What also bugs me is that they don’t seem to realize how badly they messed up. Every time I read something from the Gnome Foundation they keep saying what a success Gnome 3 is and that everyone loves it (well, most users are not savvy enough to recompile Gnome 2 so they have to make do with what the distribution makers hand them, so it’s not surprising that most people take the road of least resistance and use Gnome 3 on Fedora or Unity on Ubuntu). I have not seen one clear message from the Gnome Foundation saying “we messed up, sorry” or anyone from the Fedora Project saying “allowing Gnome 3 into Fedora and breaking Gnome 2 was a mistake”. It probably won’t ever happen.
But what I would like to see happening (since going back into time to the beginning of 2011 and stopping them from breaking Gnome 2 is rather tricky) is this:
Drop fallback mode from Gnome 3. It’s being done. Good. It should never have been introduced at all.
Fix the parts of Gnome 3 that stop it from coexisting with Gnome 2. Rename executables, icons, files, APIs, D-Bus objects and whatnot in Gnome 3 that conflict with Gnome 2.
Allow MATE to continue using all the old Gnome names so that the MATE Desktop actually becomes the Gnome 2 desktop and is compatible with old applications.
Don’t change Gnome 2/MATE a lot, decide that it is a mature product and only fix things that are obviously broken.
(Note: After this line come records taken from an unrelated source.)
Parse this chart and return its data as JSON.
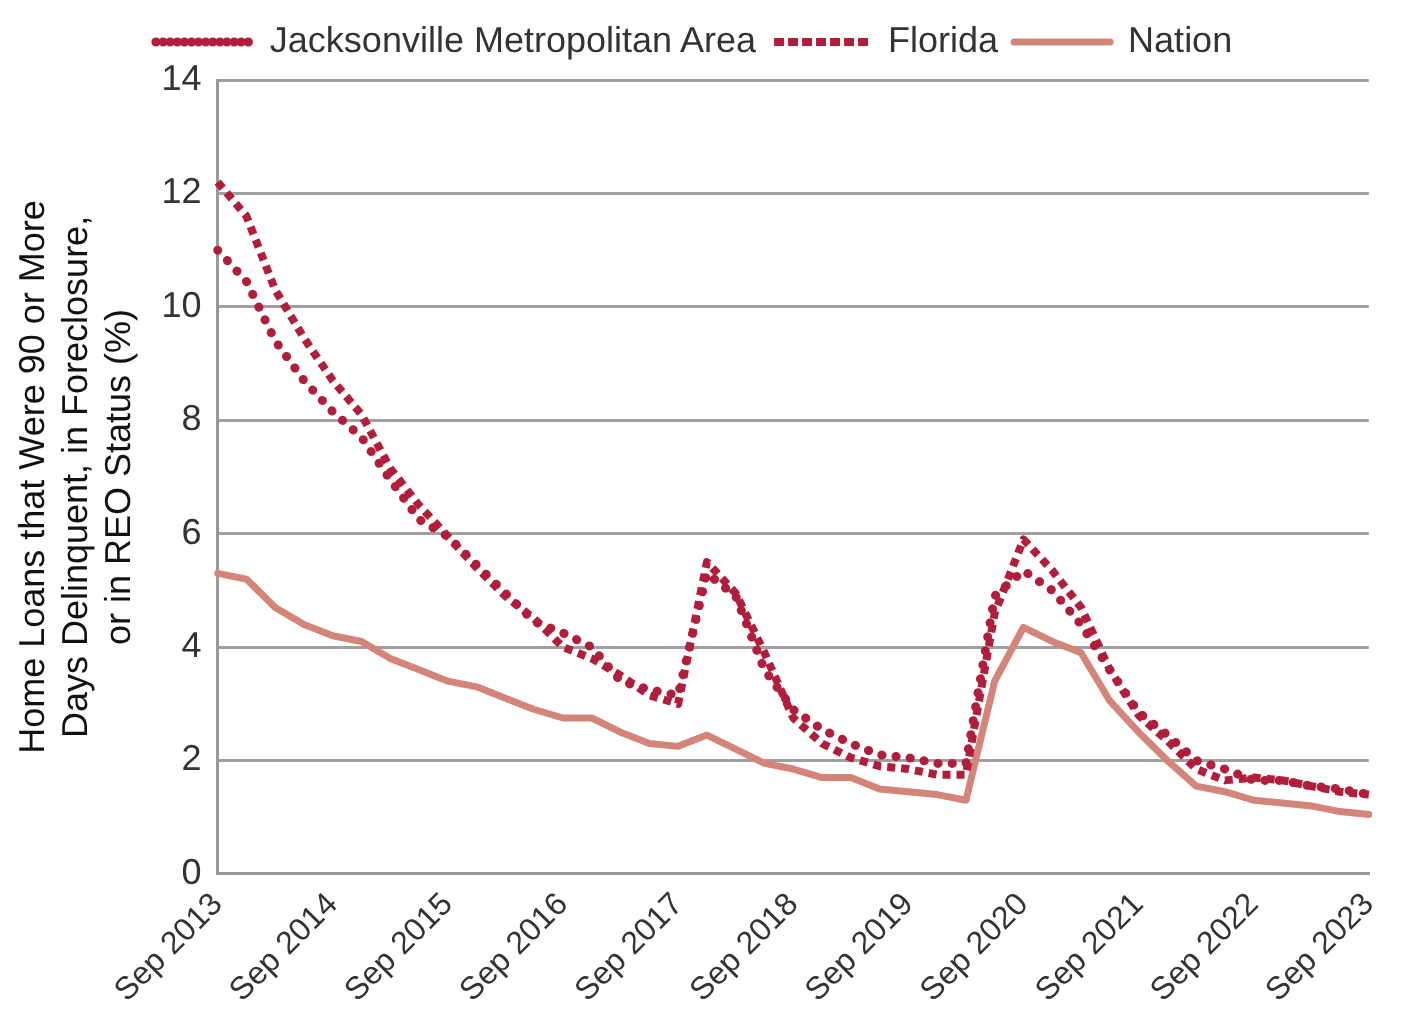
{
  "chart_data": {
    "type": "line",
    "ylabel": "Home Loans that Were 90 or More Days Delinquent, in Foreclosure, or in REO Status (%)",
    "categories": [
      "Sep 2013",
      null,
      null,
      null,
      "Sep 2014",
      null,
      null,
      null,
      "Sep 2015",
      null,
      null,
      null,
      "Sep 2016",
      null,
      null,
      null,
      "Sep 2017",
      null,
      null,
      null,
      "Sep 2018",
      null,
      null,
      null,
      "Sep 2019",
      null,
      null,
      null,
      "Sep 2020",
      null,
      null,
      null,
      "Sep 2021",
      null,
      null,
      null,
      "Sep 2022",
      null,
      null,
      null,
      "Sep 2023"
    ],
    "series": [
      {
        "name": "Jacksonville Metropolitan Area",
        "color": "#b01e3c",
        "line_style": "dotted",
        "values": [
          11.0,
          10.45,
          9.4,
          8.7,
          8.15,
          7.7,
          6.95,
          6.25,
          5.95,
          5.45,
          4.95,
          4.45,
          4.25,
          4.0,
          3.4,
          3.25,
          3.15,
          5.3,
          4.9,
          3.6,
          2.9,
          2.55,
          2.3,
          2.1,
          2.05,
          1.95,
          1.95,
          4.9,
          5.35,
          5.0,
          4.4,
          3.6,
          2.85,
          2.45,
          2.0,
          1.85,
          1.65,
          1.65,
          1.55,
          1.5,
          1.4
        ]
      },
      {
        "name": "Florida",
        "color": "#b01e3c",
        "line_style": "dashed",
        "values": [
          12.2,
          11.6,
          10.3,
          9.45,
          8.7,
          8.1,
          7.15,
          6.5,
          5.95,
          5.4,
          4.9,
          4.5,
          4.0,
          3.8,
          3.5,
          3.15,
          3.0,
          5.5,
          4.95,
          3.9,
          2.75,
          2.3,
          2.05,
          1.9,
          1.85,
          1.75,
          1.75,
          4.6,
          5.9,
          5.35,
          4.7,
          3.6,
          2.8,
          2.35,
          1.85,
          1.65,
          1.7,
          1.65,
          1.55,
          1.45,
          1.4
        ]
      },
      {
        "name": "Nation",
        "color": "#d4857a",
        "line_style": "solid",
        "values": [
          5.3,
          5.2,
          4.7,
          4.4,
          4.2,
          4.1,
          3.8,
          3.6,
          3.4,
          3.3,
          3.1,
          2.9,
          2.75,
          2.75,
          2.5,
          2.3,
          2.25,
          2.45,
          2.2,
          1.95,
          1.85,
          1.7,
          1.7,
          1.5,
          1.45,
          1.4,
          1.3,
          3.4,
          4.35,
          4.1,
          3.9,
          3.05,
          2.5,
          2.0,
          1.55,
          1.45,
          1.3,
          1.25,
          1.2,
          1.1,
          1.05
        ]
      }
    ],
    "ylim": [
      0,
      14
    ],
    "yticks": [
      0,
      2,
      4,
      6,
      8,
      10,
      12,
      14
    ],
    "grid": "y",
    "legend": "top",
    "marker": "none"
  }
}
Sure, compatibility with Gnome 3 is nice and maybe newer versions could use some of the infrastructure in Gnome 3 that doesn’t break Gnome 2. Or improving the user experience when mixing Gnome 2 and Gnome 3 applications (for example, making themes apply to both Gnome 2 and Gnome 3 applications so that they look the same). But don’t make any major changes in how Gnome 2 works.
That would go a long way towards fixing things and making up for all the trouble that has been caused.
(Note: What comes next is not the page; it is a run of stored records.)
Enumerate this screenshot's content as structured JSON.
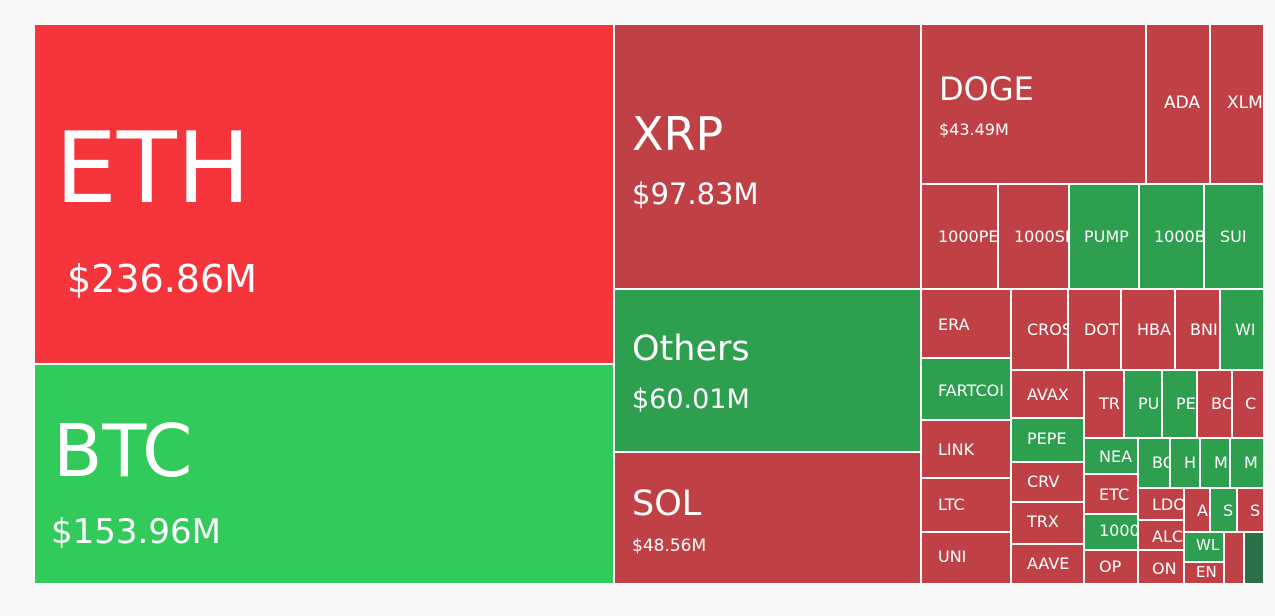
{
  "chart_data": {
    "type": "treemap",
    "colors": {
      "bright_red": "#f5353b",
      "bright_green": "#32cb5b",
      "red": "#bf4146",
      "green": "#2e9e4f",
      "dark_green": "#2c7047"
    },
    "tiles": [
      {
        "symbol": "ETH",
        "value": "$236.86M",
        "color": "bright_red"
      },
      {
        "symbol": "BTC",
        "value": "$153.96M",
        "color": "bright_green"
      },
      {
        "symbol": "XRP",
        "value": "$97.83M",
        "color": "red"
      },
      {
        "symbol": "Others",
        "value": "$60.01M",
        "color": "green"
      },
      {
        "symbol": "SOL",
        "value": "$48.56M",
        "color": "red"
      },
      {
        "symbol": "DOGE",
        "value": "$43.49M",
        "color": "red"
      },
      {
        "symbol": "ADA",
        "value": "",
        "color": "red"
      },
      {
        "symbol": "XLM",
        "value": "",
        "color": "red"
      },
      {
        "symbol": "1000PE",
        "value": "",
        "color": "red"
      },
      {
        "symbol": "1000SI",
        "value": "",
        "color": "red"
      },
      {
        "symbol": "PUMP",
        "value": "",
        "color": "green"
      },
      {
        "symbol": "1000B",
        "value": "",
        "color": "green"
      },
      {
        "symbol": "SUI",
        "value": "",
        "color": "green"
      },
      {
        "symbol": "ERA",
        "value": "",
        "color": "red"
      },
      {
        "symbol": "CROS",
        "value": "",
        "color": "red"
      },
      {
        "symbol": "DOT",
        "value": "",
        "color": "red"
      },
      {
        "symbol": "HBA",
        "value": "",
        "color": "red"
      },
      {
        "symbol": "BNI",
        "value": "",
        "color": "red"
      },
      {
        "symbol": "WI",
        "value": "",
        "color": "green"
      },
      {
        "symbol": "FARTCOI",
        "value": "",
        "color": "green"
      },
      {
        "symbol": "AVAX",
        "value": "",
        "color": "red"
      },
      {
        "symbol": "TR",
        "value": "",
        "color": "red"
      },
      {
        "symbol": "PU",
        "value": "",
        "color": "green"
      },
      {
        "symbol": "PE",
        "value": "",
        "color": "green"
      },
      {
        "symbol": "BC",
        "value": "",
        "color": "red"
      },
      {
        "symbol": "C",
        "value": "",
        "color": "red"
      },
      {
        "symbol": "LINK",
        "value": "",
        "color": "red"
      },
      {
        "symbol": "PEPE",
        "value": "",
        "color": "green"
      },
      {
        "symbol": "NEA",
        "value": "",
        "color": "green"
      },
      {
        "symbol": "BC",
        "value": "",
        "color": "green"
      },
      {
        "symbol": "H",
        "value": "",
        "color": "green"
      },
      {
        "symbol": "M",
        "value": "",
        "color": "green"
      },
      {
        "symbol": "M",
        "value": "",
        "color": "green"
      },
      {
        "symbol": "LTC",
        "value": "",
        "color": "red"
      },
      {
        "symbol": "CRV",
        "value": "",
        "color": "red"
      },
      {
        "symbol": "ETC",
        "value": "",
        "color": "red"
      },
      {
        "symbol": "LDO",
        "value": "",
        "color": "red"
      },
      {
        "symbol": "A",
        "value": "",
        "color": "red"
      },
      {
        "symbol": "S",
        "value": "",
        "color": "green"
      },
      {
        "symbol": "S",
        "value": "",
        "color": "red"
      },
      {
        "symbol": "TRX",
        "value": "",
        "color": "red"
      },
      {
        "symbol": "1000",
        "value": "",
        "color": "green"
      },
      {
        "symbol": "ALC",
        "value": "",
        "color": "red"
      },
      {
        "symbol": "WL",
        "value": "",
        "color": "green"
      },
      {
        "symbol": "",
        "value": "",
        "color": "red"
      },
      {
        "symbol": "",
        "value": "",
        "color": "dark_green"
      },
      {
        "symbol": "UNI",
        "value": "",
        "color": "red"
      },
      {
        "symbol": "AAVE",
        "value": "",
        "color": "red"
      },
      {
        "symbol": "OP",
        "value": "",
        "color": "red"
      },
      {
        "symbol": "ON",
        "value": "",
        "color": "red"
      },
      {
        "symbol": "EN",
        "value": "",
        "color": "red"
      }
    ]
  }
}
And it would be very nice if someone from the Gnome Foundation would publically admit that they have made mistakes in how the transition from Gnome 2 to Gnome 3 was handled. It won’t make any difference to how much pain they have caused over the last year, but it would be quite nice anyway. And it might even mean that we can all learn a bit from this so the next time someone wants to introduce the next new big thing we can avoid the making the same mistakes. But as long as the Gnome Foundation insists that everything is fine there is no chance of doing that.
Note: even though I personally loathe the way the Gnome 3 desktop works (it’s just not made for me and my usage patterns), I have nothing against people trying experimenting with new user interfaces. Go ahead, “innovate” all you want, but don’t break old stuff. The first releases of Gnome also sucked quite badly and at that time I kept using fvwm2 instead. But finally I grew tired of recompiling fvwm2 and by that time Gnome had matured and turned into a quite useful desktop. That’s how you make changes, build something new and let Luddites like me use the old stuff, when the new stuff is good enough and has matured we’ll join you willingly. Maybe.